Anche la Legge sul Ripristino della Natura, concepita per restaurare ecosistemi su una scala mai vista in Europa, ha subito un forte indebolimento durante il processo legislativo. La proposta prevedeva obiettivi vincolanti per suoli agricoli, torbiere, foreste, fiumi, impollinatori e aree urbane, inclusa la restaurazione del 20% degli ecosistemi degradati entro il 2030.

La versione approvata nel 2024, tre giorni dopo le elezioni europee di giugno, e dopo lunghi scontri politici e pressioni di alcuni settori agricoli e governi, è molto più debole: molti obiettivi sono stati resi indicativi, gli impegni per l’agricoltura sono stati quasi azzerati, è stata introdotta una clausola di “emergenza alimentare” che permette di sospendere gli obblighi, la Commissione ha perso capacità di supervisione, e non esiste una linea chiara di finanziamento dedicato.

La struttura della legge sopravvive, ma in una forma molto diluita, ed è ancora oggetto di pressioni per cambiarla: solo la settimana scorsa pare che la Presidente von der Leyen in persona abbia sventato il tentativo del Commissario Dombrovskis, vera anima (nera) del travolgente trend di deregolamentazione in corso, di proporre modifiche anche a questa direttiva, cosa che ne avrebbe sicuramente determinato la fine.

Competitività ad ogni costo

A partire dallo scorso febbraio, con il pretesto di “facilitare la competitività” delle imprese, la Commissione europea ha iniziato a usare in modo sistematico lo strumento dell’“Omnibus” per riaprire e modificare normative chiave del Green e del Digital Deal, spesso ancora in fase di applicazione.

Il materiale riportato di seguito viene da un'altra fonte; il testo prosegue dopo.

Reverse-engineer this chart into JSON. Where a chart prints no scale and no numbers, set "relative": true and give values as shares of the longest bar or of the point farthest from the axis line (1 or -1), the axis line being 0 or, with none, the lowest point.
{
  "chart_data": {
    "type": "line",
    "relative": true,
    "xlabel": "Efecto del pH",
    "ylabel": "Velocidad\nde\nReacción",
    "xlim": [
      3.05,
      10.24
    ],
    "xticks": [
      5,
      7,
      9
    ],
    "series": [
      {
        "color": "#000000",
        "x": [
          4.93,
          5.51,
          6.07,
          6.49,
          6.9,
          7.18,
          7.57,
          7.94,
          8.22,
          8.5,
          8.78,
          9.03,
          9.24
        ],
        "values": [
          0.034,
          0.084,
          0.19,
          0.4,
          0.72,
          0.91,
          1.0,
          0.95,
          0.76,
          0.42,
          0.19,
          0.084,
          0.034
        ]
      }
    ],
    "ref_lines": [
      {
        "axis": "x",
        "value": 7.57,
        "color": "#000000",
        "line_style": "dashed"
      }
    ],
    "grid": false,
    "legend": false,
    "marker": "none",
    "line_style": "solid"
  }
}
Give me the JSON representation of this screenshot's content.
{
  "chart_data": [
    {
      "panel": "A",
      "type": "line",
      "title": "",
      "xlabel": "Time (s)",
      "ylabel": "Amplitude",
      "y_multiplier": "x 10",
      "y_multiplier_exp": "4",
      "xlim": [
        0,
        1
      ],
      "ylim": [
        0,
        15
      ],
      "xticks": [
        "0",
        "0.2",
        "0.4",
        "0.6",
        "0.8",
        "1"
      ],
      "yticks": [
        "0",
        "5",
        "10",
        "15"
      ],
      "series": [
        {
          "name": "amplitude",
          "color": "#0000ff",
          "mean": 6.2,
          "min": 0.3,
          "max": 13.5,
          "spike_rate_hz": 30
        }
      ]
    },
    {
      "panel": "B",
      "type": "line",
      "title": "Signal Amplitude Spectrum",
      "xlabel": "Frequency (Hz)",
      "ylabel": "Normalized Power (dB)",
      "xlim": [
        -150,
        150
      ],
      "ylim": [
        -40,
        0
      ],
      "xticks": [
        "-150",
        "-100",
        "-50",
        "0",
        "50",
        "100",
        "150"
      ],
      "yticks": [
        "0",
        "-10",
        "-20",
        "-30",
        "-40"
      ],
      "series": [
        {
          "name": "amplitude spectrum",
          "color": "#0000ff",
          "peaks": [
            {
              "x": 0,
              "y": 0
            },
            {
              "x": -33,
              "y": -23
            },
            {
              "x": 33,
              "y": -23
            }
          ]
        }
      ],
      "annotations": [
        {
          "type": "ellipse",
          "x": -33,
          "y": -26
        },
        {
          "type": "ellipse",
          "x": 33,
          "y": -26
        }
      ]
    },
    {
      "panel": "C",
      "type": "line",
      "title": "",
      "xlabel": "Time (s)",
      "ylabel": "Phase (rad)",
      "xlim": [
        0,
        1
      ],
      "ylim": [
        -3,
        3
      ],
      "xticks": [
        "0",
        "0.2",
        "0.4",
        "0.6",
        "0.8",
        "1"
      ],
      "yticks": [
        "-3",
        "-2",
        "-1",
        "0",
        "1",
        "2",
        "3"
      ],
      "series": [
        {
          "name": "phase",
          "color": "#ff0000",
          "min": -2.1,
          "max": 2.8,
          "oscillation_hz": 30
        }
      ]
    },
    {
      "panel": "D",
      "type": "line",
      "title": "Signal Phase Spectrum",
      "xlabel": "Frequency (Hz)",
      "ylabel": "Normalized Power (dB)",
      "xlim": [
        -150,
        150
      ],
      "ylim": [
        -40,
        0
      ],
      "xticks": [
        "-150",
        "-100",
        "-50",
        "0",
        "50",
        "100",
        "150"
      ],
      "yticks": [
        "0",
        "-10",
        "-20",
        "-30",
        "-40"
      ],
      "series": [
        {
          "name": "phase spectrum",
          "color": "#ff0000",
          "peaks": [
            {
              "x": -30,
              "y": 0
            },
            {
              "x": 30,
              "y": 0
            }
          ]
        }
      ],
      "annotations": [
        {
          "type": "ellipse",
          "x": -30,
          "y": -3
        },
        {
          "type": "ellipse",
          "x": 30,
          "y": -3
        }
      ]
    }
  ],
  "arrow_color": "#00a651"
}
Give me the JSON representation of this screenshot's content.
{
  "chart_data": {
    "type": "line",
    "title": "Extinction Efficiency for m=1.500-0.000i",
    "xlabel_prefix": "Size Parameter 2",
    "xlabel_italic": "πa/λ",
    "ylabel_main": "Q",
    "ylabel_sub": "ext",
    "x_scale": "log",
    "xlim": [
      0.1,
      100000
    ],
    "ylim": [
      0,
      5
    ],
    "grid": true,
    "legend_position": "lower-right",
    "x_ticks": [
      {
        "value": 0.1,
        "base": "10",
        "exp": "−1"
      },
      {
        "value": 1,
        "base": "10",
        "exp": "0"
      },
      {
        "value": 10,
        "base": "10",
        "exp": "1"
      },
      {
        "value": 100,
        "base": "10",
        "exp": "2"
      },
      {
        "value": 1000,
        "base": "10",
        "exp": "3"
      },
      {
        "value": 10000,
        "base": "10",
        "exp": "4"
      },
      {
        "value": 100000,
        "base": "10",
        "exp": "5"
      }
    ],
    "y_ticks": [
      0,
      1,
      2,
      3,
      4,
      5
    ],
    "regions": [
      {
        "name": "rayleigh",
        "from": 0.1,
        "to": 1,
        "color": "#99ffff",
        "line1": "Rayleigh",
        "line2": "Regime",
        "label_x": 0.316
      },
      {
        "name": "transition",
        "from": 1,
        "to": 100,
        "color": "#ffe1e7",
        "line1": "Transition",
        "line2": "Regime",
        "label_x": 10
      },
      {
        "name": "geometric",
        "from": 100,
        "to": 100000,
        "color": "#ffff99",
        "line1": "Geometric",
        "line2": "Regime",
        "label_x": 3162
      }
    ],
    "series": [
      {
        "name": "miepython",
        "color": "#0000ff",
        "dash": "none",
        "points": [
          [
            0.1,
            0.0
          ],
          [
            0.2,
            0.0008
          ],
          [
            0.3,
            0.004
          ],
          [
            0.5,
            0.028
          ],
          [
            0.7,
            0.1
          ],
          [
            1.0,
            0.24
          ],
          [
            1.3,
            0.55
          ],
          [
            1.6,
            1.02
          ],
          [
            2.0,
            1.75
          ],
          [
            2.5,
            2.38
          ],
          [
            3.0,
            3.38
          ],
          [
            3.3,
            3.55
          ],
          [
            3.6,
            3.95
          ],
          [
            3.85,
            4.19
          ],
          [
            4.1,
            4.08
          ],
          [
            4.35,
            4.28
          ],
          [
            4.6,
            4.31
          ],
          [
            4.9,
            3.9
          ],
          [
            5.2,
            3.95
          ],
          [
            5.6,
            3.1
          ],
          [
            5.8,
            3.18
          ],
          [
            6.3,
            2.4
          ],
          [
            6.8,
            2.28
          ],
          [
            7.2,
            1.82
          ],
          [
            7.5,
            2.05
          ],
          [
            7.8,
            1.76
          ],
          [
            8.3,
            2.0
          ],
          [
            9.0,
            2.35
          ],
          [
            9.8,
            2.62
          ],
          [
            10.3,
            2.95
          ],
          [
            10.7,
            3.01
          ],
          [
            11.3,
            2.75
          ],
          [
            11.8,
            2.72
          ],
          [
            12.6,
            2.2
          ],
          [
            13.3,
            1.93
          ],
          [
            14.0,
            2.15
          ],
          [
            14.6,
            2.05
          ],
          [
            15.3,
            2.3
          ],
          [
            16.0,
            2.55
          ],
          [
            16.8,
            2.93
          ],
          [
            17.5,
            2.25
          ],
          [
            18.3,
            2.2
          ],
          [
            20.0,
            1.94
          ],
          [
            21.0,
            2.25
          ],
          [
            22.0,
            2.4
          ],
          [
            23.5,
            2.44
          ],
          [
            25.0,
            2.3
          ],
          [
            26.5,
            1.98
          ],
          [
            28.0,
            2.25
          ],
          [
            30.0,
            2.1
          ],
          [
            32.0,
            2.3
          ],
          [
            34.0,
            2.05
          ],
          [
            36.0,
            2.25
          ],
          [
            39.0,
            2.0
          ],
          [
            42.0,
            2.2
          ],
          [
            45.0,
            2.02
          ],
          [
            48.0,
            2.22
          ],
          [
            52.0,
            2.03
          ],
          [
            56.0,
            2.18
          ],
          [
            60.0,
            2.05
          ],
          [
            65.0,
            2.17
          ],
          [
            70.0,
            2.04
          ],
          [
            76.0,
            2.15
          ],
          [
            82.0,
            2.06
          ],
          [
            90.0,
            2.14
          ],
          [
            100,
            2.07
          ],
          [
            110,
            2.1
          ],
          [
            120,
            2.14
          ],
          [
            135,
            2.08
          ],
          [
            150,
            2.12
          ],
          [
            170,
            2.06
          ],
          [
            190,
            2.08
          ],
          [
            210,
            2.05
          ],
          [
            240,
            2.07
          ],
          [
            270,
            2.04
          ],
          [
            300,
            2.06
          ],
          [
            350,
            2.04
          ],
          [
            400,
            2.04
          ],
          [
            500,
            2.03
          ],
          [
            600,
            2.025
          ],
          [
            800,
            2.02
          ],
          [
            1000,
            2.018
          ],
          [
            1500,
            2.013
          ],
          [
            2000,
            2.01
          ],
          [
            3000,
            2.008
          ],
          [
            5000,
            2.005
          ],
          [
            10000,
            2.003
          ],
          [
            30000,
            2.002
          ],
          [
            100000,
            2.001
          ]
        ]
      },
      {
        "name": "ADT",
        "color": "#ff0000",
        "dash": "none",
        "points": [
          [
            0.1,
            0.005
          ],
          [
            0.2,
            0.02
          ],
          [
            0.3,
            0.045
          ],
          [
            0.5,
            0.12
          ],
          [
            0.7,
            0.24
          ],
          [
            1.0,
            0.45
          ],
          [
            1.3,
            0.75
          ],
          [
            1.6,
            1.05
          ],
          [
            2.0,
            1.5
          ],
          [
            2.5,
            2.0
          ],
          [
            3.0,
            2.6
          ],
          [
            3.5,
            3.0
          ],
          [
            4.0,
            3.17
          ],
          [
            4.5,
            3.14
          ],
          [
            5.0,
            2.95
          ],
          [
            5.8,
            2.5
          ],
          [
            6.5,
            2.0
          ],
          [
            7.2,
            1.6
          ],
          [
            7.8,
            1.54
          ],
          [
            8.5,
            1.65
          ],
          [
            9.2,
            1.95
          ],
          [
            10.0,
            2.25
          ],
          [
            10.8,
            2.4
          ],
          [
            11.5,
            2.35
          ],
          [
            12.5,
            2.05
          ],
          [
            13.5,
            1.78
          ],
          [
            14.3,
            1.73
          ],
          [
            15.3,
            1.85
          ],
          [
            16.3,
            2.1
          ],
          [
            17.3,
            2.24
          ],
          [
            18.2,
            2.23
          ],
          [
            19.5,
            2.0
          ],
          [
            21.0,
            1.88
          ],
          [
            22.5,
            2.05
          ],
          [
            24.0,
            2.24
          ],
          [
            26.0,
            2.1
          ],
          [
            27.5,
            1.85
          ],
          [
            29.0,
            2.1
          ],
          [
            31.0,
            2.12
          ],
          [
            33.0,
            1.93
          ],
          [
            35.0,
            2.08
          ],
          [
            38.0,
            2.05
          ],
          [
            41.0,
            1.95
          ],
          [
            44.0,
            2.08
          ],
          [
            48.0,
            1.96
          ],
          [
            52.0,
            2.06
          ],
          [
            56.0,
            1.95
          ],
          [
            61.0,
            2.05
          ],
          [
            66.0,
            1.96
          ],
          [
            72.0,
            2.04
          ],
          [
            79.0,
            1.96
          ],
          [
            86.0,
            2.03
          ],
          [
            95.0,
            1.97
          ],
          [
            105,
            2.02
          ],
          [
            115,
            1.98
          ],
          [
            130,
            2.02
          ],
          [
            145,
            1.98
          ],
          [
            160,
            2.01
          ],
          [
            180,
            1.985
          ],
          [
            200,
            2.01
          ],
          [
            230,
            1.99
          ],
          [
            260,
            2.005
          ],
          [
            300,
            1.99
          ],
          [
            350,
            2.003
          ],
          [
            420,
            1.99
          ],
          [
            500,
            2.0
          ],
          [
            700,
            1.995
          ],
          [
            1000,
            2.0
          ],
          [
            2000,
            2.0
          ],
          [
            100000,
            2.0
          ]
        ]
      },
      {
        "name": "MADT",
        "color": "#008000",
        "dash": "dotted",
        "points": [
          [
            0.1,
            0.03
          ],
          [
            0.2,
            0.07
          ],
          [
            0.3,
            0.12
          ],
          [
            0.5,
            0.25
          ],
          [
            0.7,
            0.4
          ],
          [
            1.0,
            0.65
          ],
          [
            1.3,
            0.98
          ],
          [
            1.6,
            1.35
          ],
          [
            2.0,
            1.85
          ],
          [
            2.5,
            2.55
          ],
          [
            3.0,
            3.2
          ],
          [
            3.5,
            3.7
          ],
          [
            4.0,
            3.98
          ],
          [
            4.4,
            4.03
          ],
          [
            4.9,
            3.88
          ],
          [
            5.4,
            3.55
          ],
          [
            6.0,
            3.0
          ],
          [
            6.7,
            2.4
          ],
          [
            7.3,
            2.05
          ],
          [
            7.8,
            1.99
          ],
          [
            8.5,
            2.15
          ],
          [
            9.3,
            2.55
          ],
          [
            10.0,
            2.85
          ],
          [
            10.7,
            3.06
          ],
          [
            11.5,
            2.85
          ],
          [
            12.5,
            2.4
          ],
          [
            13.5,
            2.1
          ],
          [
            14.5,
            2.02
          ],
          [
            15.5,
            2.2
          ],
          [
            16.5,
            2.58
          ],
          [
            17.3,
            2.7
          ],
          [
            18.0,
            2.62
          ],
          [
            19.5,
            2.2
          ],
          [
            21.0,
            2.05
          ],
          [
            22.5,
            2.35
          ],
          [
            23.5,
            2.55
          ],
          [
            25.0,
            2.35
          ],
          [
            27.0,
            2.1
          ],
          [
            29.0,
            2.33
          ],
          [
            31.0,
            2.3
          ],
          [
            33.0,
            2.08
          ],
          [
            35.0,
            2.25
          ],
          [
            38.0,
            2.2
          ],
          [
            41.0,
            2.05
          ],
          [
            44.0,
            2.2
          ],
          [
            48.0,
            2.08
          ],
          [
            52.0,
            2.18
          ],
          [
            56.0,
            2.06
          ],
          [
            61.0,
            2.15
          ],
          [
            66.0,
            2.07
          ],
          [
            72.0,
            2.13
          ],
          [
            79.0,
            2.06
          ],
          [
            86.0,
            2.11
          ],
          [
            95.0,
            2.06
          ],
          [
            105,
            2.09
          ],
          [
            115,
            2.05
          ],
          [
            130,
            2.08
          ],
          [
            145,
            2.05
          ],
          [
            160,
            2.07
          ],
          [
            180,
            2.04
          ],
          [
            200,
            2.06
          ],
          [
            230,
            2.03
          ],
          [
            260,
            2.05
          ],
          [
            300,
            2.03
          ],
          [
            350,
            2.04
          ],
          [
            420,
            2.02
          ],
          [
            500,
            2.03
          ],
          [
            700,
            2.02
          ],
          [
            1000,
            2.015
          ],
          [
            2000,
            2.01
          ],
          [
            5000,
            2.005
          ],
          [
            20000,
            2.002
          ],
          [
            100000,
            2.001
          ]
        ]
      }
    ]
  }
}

A differenza delle procedure legislative ordinarie, queste riaperture non passano da valutazioni di impatto, consultazioni strutturate e iter trasparenti, ma da contatti diretti tra vertici della Commissione, alcuni alti funzionari, alcuni Stati membri e grandi interessi economici, tenendo spesso all’oscuro perfino le Direzioni generali competenti. Secondo il Commissario Dombrovskis, finora il totale previsto delle economie amministrative – vale a dire i risparmi stimati sui costi di compliance e sugli obblighi di rendicontazione per le imprese – da Omnibus e altre iniziative già presentate è di quasi 11 miliardi di euro, con un obiettivo complessivo di 37,5 miliardi annui entro il 2029.

Ma il punto è che non c’è alcuna valutazione dell’impatto della revisione di queste normative sull’economia in generale, sul processo di decarbonizzazione, sui cittadini, sull’ambiente. Non a caso, la Mediatrice europea Teresa Anjinho ha riscontrato che la gestione da parte della Commissione europea dell’Omnibus I sulle norme di sostenibilità delle imprese e della “semplificazione” della PAC prevista per il 2024 ha violato i principi fondamentali di buona amministrazione, tra cui “la trasparenza, l’inclusività e l’elaborazione di leggi basate su dati concreti”.[1] Non è dato di sapere se questa presa di posizione della Mediatrice avrà un qualche effetto.

Il problema non è solo il contenuto delle proposte, ma il fatto che, una volta riaperta una norma, Parlamento e Consiglio possono spingersi molto oltre le modifiche originarie. Dopo le elezioni del 2024, una parte consistente del Partito Popolare Europeo ha fatto del Green Deal un bersaglio prioritario, rompendo il tradizionale “cordone sanitario” e accordandosi con l’estrema destra climato‑scettica. La Commissione europea, che ha il monopolio dell’iniziativa legislativa, sa perfettamente che ogni sua decisione di riaprire fascicoli implica mesi di negoziato aggiuntivo, costi ingenti e il rischio concreto di smontare pezzo per pezzo il suo patrimonio normativo.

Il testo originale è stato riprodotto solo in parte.